Shekau has declared his allegiance to al Qaeda leader Ayman al-Zawahiri. But Boko Haram’s structure and ideology are so opaque and its focus so local that al Qaeda’s leadership has thus far — at least publicly — shunned it.
Other factions that have broken with Shekau may have broader ambitions. Jacob Zenn, an expert on Boko Haram and its several offshoots, wrote in a recent edition of the Combating Terrorism Center’s Sentinel that some leaders “are uniquely capable of expanding Boko Haram’s international connections to al-Qaeda in the Islamic Maghreb (AQIM), al-Shabaab” in Somalia and other militant groups.
Zenn, an analyst with the Jamestown Foundation, says that Mamman Nur, said to have masterminded the bombing of the United Nations building in Abuja, has trained with Al-Shabaab. Another senior figure, Adam Kambar, “became the leader of an AQIM training camp” before being killed in 2012.

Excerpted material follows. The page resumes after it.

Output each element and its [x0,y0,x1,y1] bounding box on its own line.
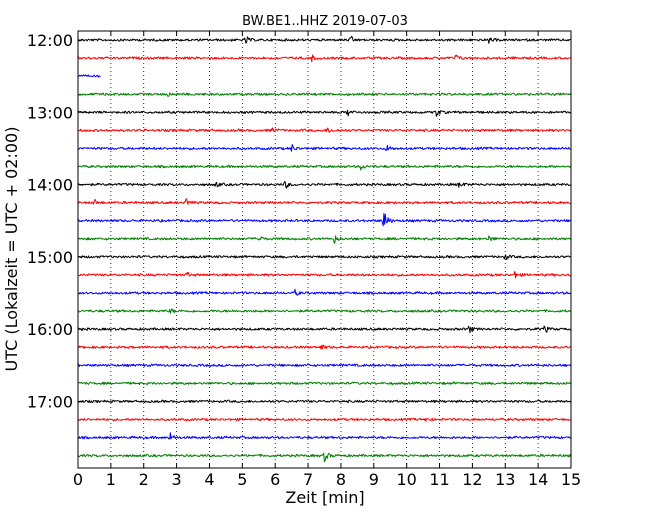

Kambar led the most effective of several factions: Ansaru, whose full name is Vanguards for the Protection of Muslims in Black Africa.
The group emerged in 2012 in opposition to Shekau’s targeting of Nigerian civilians. Its members are said to have received training with jihadist groups in Algeria, and it appears to have a broader canvas than does Shekau. In January 2013, Ansaru attacked a convoy of Nigerian troops on their way to support the French operation against al Qaeda in Mali. It has also targeted western workers, killing seven engineers in Bauchi early last year.
Just who leads Ansaru is a mystery; its videos show only veiled men. But according to the International Crisis Group, the group is now led by Khalid Barnawi, who has close links with al Qaeda in the Islamic Mahgreb and has profited from its part in the kidnapping business.
Yet another faction called itself al Qaeda in the Land Beyond the Sahel, a nod toward al Qaeda in the Islamic Mahgreb and its ambitions for a broad West African jihadist front. The group’s abduction and eventual murder of two foreign construction workers in 2012 bore the hallmarks of Mokhtar Belmokhtar, an al Qaeda in the Islamic Mahgreb leader in Mali who has turned kidnapping into a lucrative business.
A more dangerous beast
No one (apart from Boko Haram’s leaders) believes the group can overthrow the Nigerian state. It has no presence in the oil-rich south (even if Shekau threatens to attack oil refineries there), and its fighters probably number in the hundreds at most. But it can drain the federal government of resources, damage Nigeria’s international reputation and turn swathes of northern Nigeria into no-go zones. (The governor of Borno state admitted it was too dangerous for him to travel to the Sambisa area.)
The International Crisis Group says the fractured militant groups in northern Nigeria are “unlikely ever to be completely suppressed, unless the government wins local hearts and minds by implementing fundamental political reforms to address bad governance, corruption and underdevelopment.”
There have been few signs of such an approach — and its absence may usher in a much worse scenario.
Greater cooperation between Boko Haram, Ansaru and other militant factions in the region could create an altogether more dangerous beast, according to Zenn, creating “a multimillion-dollar “terrorism economy” in the southern Sahel that fuels corruption and raises tensions between neighboring countries and the region’s Muslims and Christians.”